The only way to know if we are growing spiritually is to know what spiritual maturity looks like. Paul said that we are to imitate him as he imitated Christ (1 Corinthians 11:1). In other words, Christ is the perfect expression of what it means to grow to maturity in the Lord. We will never be perfect in this life as He was when He walked the earth, but to set our standards any lower is to guarantee that we will not grow as we ought to.
Looking at the example of Christ, we learn that maturity involves perfect obedience to the will of the Father (Luke 22:42). 1 Thessalonians 4:3 says expressly that God’s will for us is our sanctification, namely, that we would become more Christlike in holiness and in perfect character. This life is to be a process of progressive sanctification as we learn to better imitate our Savior. We will see maturity develop as we more consistently and persistently obey. We will come to see the joy of obedience and the suffering that comes from sin. Obedience will become less of a chore, though it will still be a battle given that our flesh wants nothing to do with the truth. If we want to be mature, we must cultivate holiness as we obey God’s commands more and more. As Jesus said, “If you love Me, keep My commandments” (John 14:15). There is no growth without first taking steps of obedience.
Christian maturity also involves growing in our knowledge of the Lord. Without adequate knowledge, we can easily be led astray into deception and rebellion (Hosea 4:6). This knowledge is not to be equated with simply having a high intellect and lots of worldly wisdom.
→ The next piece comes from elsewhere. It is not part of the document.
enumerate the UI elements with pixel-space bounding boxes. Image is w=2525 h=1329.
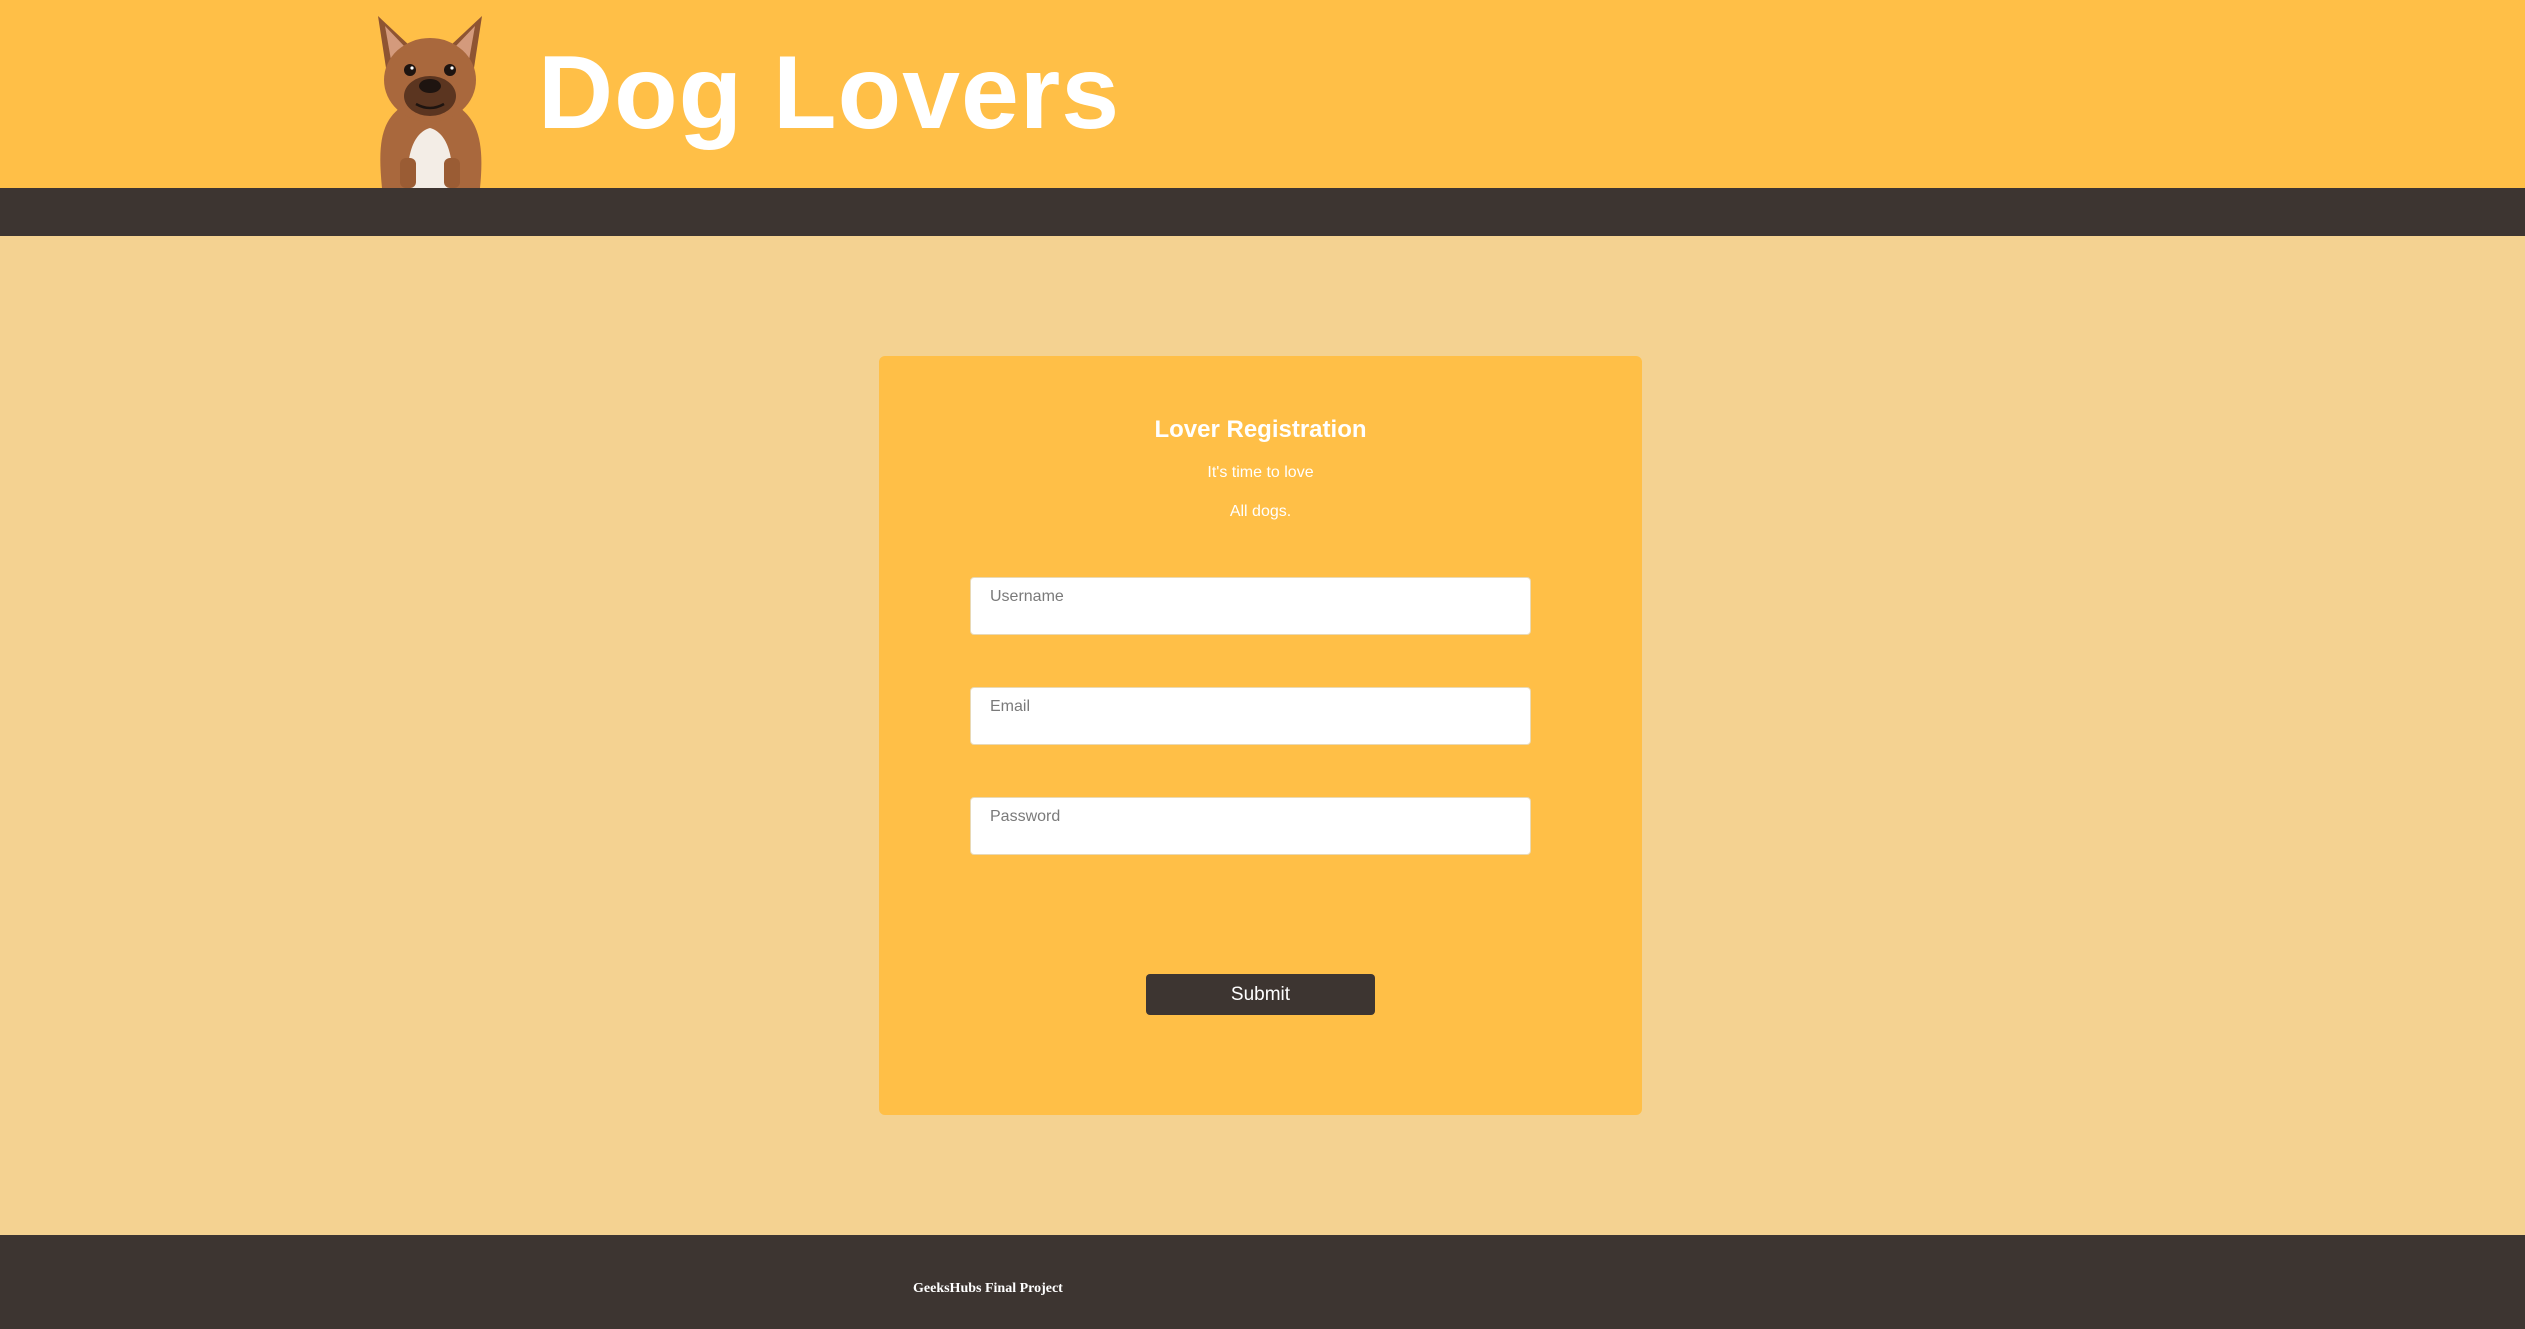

Ephesians 4:13-14 says that we should be taking in the preaching and teaching of God’s Word “until we all attain to the unity of the faith, and of the knowledge of the Son of God, to a mature man, to the measure of the stature which belongs to the fullness of Christ. As a result, we are no longer to be children, tossed here and there by waves and carried about by every wind of doctrine, by the trickery of men, by craftiness in deceitful scheming.” Lifelong learning in the Scriptures is the call for every believer so that we can grow in unity according to the doctrines of the faith contained in the Scripture. In order to know God and be mature such that we imitate Christ as we ought to, we must grow in knowledge according to right and true doctrine. If we don’t, we will be prone to being led astray by every new and clever lie of the devil that enters the church. If sound doctrine is eliminated or compromised, we can throw any hope of maturity out the window.
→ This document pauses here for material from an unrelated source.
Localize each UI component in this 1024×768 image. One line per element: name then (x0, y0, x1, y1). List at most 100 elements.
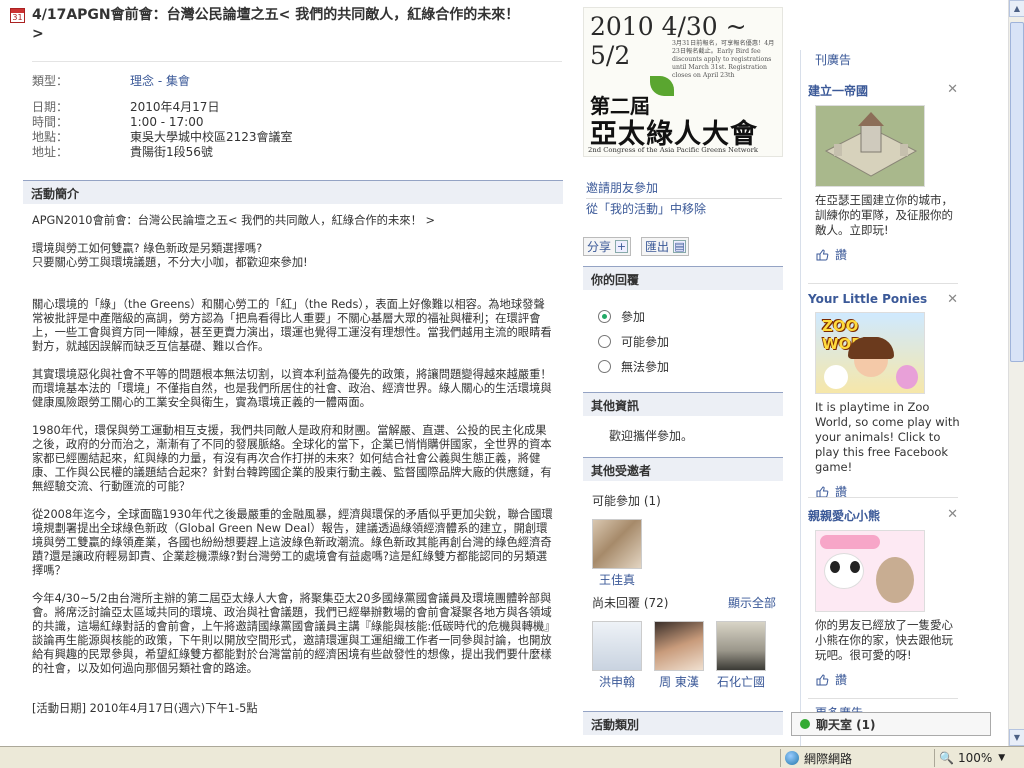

Maturity also requires that we do our part in serving in the family of God. This will look different for each person depending upon the gifts that God gives and the opportunities He presents. Ephesians 4:12 says, “For the equipping of the saints for the work of service, to the building up of the body of Christ.” As we grow in knowledge and holiness, we can effectively minister to others. There is plenty of work to do in sharing the gospel, and there are many who are hurting and in need of some practical help, care, prayer, etc. The willingness and commitment to serve from a pure heart is essential to those who wish to continue to grow to maturity in Christ.
Maturity also involves developing a real and vibrant prayer life. Prayer ought to be something that we cannot help but do because we so firmly believe in its power. It should be something that we enjoy doing because we know God hears what we have asked of Him and that He will grant us our requests if we pray in line with His will. There is no more powerful place to be when it comes to advancing the kingdom than calling out to God in prayer. The mature Christian recognizes the privilege and the potency of prayer, and he or she looks forward to calling out to God with needs and concerns.
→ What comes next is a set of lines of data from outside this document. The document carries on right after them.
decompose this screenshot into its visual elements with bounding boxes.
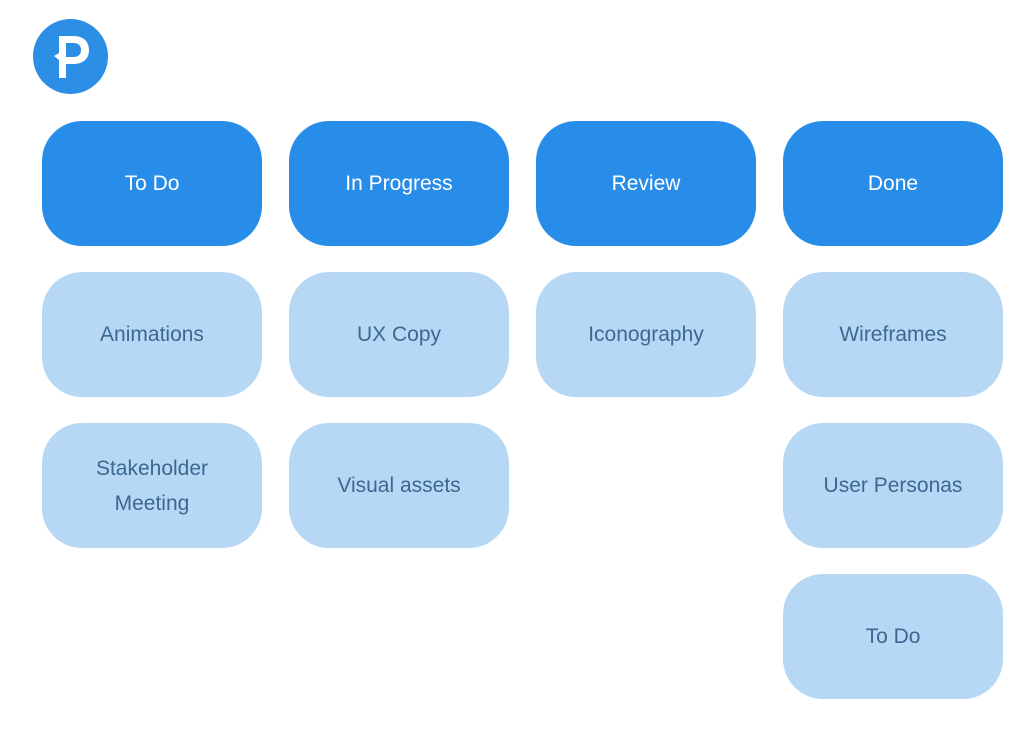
column-header-to-do[interactable]: To Do	[42, 121, 262, 246]
column-in-progress: In Progress UX Copy Visual assets	[289, 121, 509, 699]
task-card[interactable]: Animations	[42, 272, 262, 397]
column-header-review[interactable]: Review	[536, 121, 756, 246]
column-header-in-progress[interactable]: In Progress	[289, 121, 509, 246]
column-done: Done Wireframes User Personas To Do	[783, 121, 1003, 699]
column-to-do: To Do Animations Stakeholder Meeting	[42, 121, 262, 699]
task-card[interactable]: User Personas	[783, 423, 1003, 548]
task-card[interactable]: UX Copy	[289, 272, 509, 397]
p-logo-glyph	[53, 35, 89, 78]
p-logo-icon	[33, 19, 108, 94]
task-card[interactable]: Wireframes	[783, 272, 1003, 397]
kanban-board: To Do Animations Stakeholder Meeting In …	[42, 121, 1003, 699]
task-card[interactable]: Stakeholder Meeting	[42, 423, 262, 548]
task-card[interactable]: Iconography	[536, 272, 756, 397]
task-card[interactable]: Visual assets	[289, 423, 509, 548]
task-card[interactable]: To Do	[783, 574, 1003, 699]
column-review: Review Iconography	[536, 121, 756, 699]
column-header-done[interactable]: Done	[783, 121, 1003, 246]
Finally, we cannot grow if we are not humble. We must recognize that it is ultimately God Who enables our spiritual growth (Philippians 2:13), not anything in and of ourselves. It is Christ in us Who empowers us for service and Who enables us to produce true and lasting spiritual fruit (John 15:4-5). If we want to be mature and yet still struggle with pride and self-sufficiency, God will have to teach us what it means to be strong in and through weakness. Power is perfected not in natural strength and ability but in weakness (2 Corinthians 12:9-10). We must never forget this lesson when we are tempted to do God’s work with human means and with man’s methods.
The key to spiritual growth is not a secret, but it is given to us throughout God’s Word. As we are in God’s Word and as we spend time in prayer, we can grow and better come to know and love our Savior. Christian maturity is not rocket science, but it is being humble enough to believe God’s Word and to do what He says. As we humbly believe, learn, and obey, by the power of the Holy Spirit in our hearts, we will grow.